Studentships are also offered in UCL’s doctoral training centres. Many of these studentships are funded by the UK Government and are only available to UK/EU students.
Most opportunities, and potential funding, are not packaged as studentships or advertised. Exceptional students, that meet the entrance requirements, are therefore encouraged to be proactive to identify opportunities with UCL academics whose recent research closely matches their interests.
There are three main ways to identify an appropriate supervisor to contact:
- browse the UCL's online Graduate Prospectus to find centres of research in your area of interest. Click through to the department or centre website to find staff profiles.
- look on UCL’s Institutional Research Information System (IRIS) where you can search for relevant academic units and potential supervisors by keyword. Not all academics are listed in IRIS but it is a good place to start.
- search our online research repository (UCL Discovery) where ll UCL’s research papers are published, subject to approvals. If you identify a research paper that particularly interests you it is likely that one of the authors would be a suitable research supervisor.
If an academic is very impressed with your research experience and proposal they may be able to help you to identify sources of funding, including from their own, or departmental, research funds. There are also UCL scholarships that they can nominate you for.
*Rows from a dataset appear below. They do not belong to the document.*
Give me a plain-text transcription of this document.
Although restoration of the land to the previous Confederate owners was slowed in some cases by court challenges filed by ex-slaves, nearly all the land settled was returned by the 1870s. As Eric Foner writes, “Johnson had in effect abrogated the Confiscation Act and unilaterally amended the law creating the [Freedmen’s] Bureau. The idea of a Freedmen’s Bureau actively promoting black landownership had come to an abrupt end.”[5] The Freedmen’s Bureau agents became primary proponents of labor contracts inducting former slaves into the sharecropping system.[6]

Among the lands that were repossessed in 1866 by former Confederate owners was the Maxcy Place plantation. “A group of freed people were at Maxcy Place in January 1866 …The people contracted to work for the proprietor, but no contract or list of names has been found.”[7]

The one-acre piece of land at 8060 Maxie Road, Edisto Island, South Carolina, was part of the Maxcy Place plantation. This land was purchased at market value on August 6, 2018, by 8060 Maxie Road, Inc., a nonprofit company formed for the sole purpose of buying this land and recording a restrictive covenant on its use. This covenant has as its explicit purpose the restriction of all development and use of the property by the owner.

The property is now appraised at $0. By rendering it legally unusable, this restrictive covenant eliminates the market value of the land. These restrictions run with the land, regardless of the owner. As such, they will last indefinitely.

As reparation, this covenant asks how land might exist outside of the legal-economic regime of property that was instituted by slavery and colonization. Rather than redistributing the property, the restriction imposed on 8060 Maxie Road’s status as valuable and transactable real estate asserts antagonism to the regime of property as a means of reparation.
3. Making a research enquiry
All prospective applicants, except those applying for
advertised studentships, are encouraged to send an informal research
enquiry. This should either be sent directly to the academic you are
interested in working with or the departmental contact.
Making a research enquiry helps define your interests, contributes to making your application successful, and also serves to ensure the identification of the best possible supervisor for your needs.
You can find contact details for academic departments in the right hand margin of the relevant subject pages in our Graduate Prospectus. Alternatively you can find Graduate Tutor contact information under "Useful Contact Lists" in the Graduate Schools' Essential Information Page.
For more information on how to contact potential supervisors and write a research proposal please see UCL's guidance document.
4. Submit a formal application
Finally when you and your prospective supervisor are happy with your research proposal, you should submit a formal application.
5. Await decision
You will be able to track the progress of your application via the UCL Applicant Portal (log in required).